Three-time Olympic gold medallist Gabby Douglas of the United States has become the first ambassador of an initiative aimed at tackling cyber-bulling.
Douglas, who was a member of the American squad which clinched team gold at the Olympics in Rio de Janeiro, has joined as a Change Ambassador for Hack Harrassment.
The programme has the backing of major worldwide technology companies, including Intel, Vox Media and Recode.
They hope it will "promote safer, more inclusive online experiences for everyone".
The 20-year-old American, winner of two gold medals at London 2012, told the Washington Post that she was subjected to online bullying during Rio 2016, particularly from users on social networking sites such as Twitter.
She was accused of not being patriotic by some after she did not place her hand over her heart during the American anthem at the Games.
Douglas was then criticised for not joining in with a standing ovation for her team-mates - Simone Biles and Aly Raisman - when they finished in gold and silver medal position in the individual all-around final.
The London 2012 Olympic all-around champion was also mocked for her appearance for the second Games running.
Her mother, Natalie Hawkins, told Reuters at Rio 2016 that online bullies were ruining Douglas’ Olympic adventure and that the criticism had brought her to tears.

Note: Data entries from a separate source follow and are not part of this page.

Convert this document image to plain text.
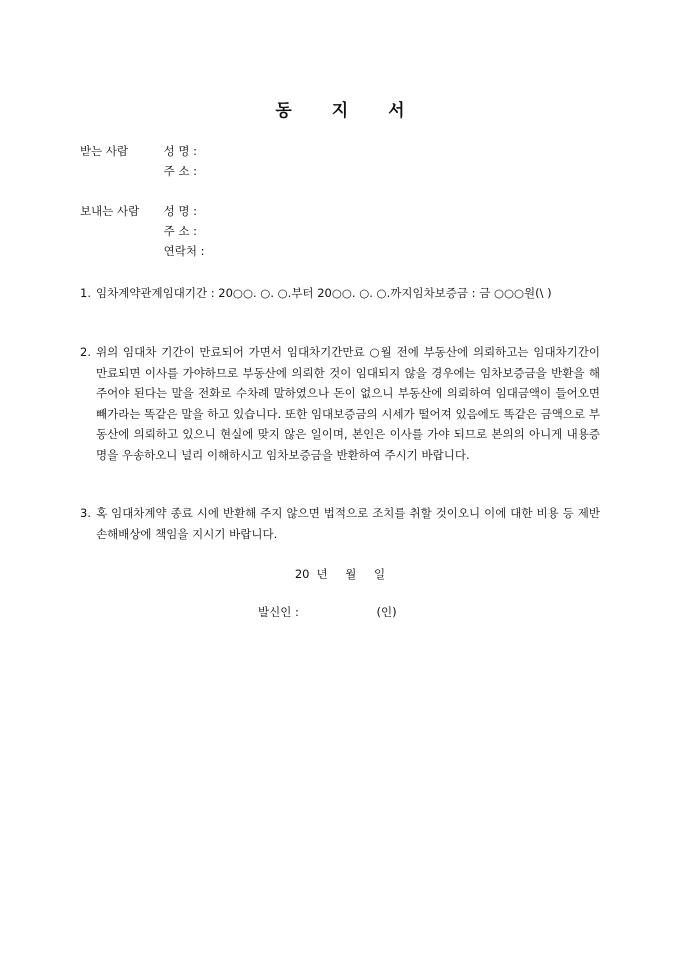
동 지 서
받는 사람	성 명 :
주 소 :
보내는 사람 성 명 :
주 소 :
연락처 :
1. 임차계약관계임대기간 : 20○○. ○. ○.부터 20○○. ○. ○.까지임차보증금 : 금 ○○○원(\ )
2. 위의 임대차 기간이 만료되어 가면서 임대차기간만료 ○월 전에 부동산에 의뢰하고는 임대차기간이 만료되면 이사를 가야하므로 부동산에 의뢰한 것이 임대되지 않을 경우에는 임차보증금을 반환을 해 주어야 된다는 말을 전화로 수차례 말하였으나 돈이 없으니 부동산에 의뢰하여 임대금액이 들어오면 빼가라는 똑같은 말을 하고 있습니다. 또한 임대보증금의 시세가 떨어져 있음에도 똑같은 금액으로 부동산에 의뢰하고 있으니 현실에 맞지 않은 일이며, 본인은 이사를 가야 되므로 본의의 아니게 내용증명을 우송하오니 널리 이해하시고 임차보증금을 반환하여 주시기 바랍니다.
3. 혹 임대차계약 종료 시에 반환해 주지 않으면 법적으로 조치를 취할 것이오니 이에 대한 비용 등 제반손해배상에 책임을 지시기 바랍니다.
20 년 월 일
발신인 :	(인)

"It's pretty simple - you take the pledge and you don't be mean online anymore," Douglas told ABC News.
"It starts at home.
"If you're a good example to your kid, your kid's going to follow that example.

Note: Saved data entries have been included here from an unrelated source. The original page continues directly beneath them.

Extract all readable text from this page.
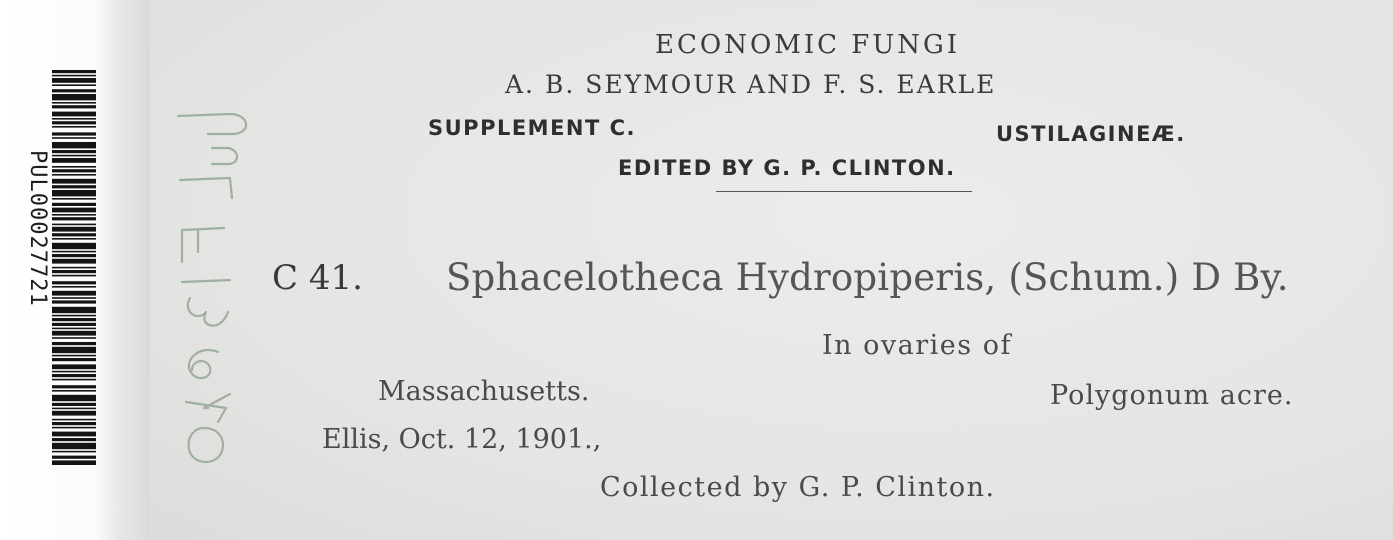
PUL00027721
ECONOMIC FUNGI
A. B. SEYMOUR AND F. S. EARLE
SUPPLEMENT C.	USTILAGINEÆ.
EDITED BY G. P. CLINTON.
C 41. Sphacelotheca Hydropiperis, (Schum.) D By.
In ovaries of
Massachusetts.	Polygonum acre.
Ellis, Oct. 12, 1901.,
Collected by G. P. Clinton.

"If the kid sees you nasty, he or she's going to take over that role."
In a separate interview on Good Morning America, Douglas said she felt "the whole world was against me" at Rio 2016 and hopes others will not have to go through that in future as a result of the anti-bullying initiative.
"I just want to say that you are not alone," she said.
"And even though it may seem the world's against you - and I definitely felt like the world was definitely against me in Rio - I'm here to tell you that's not the case."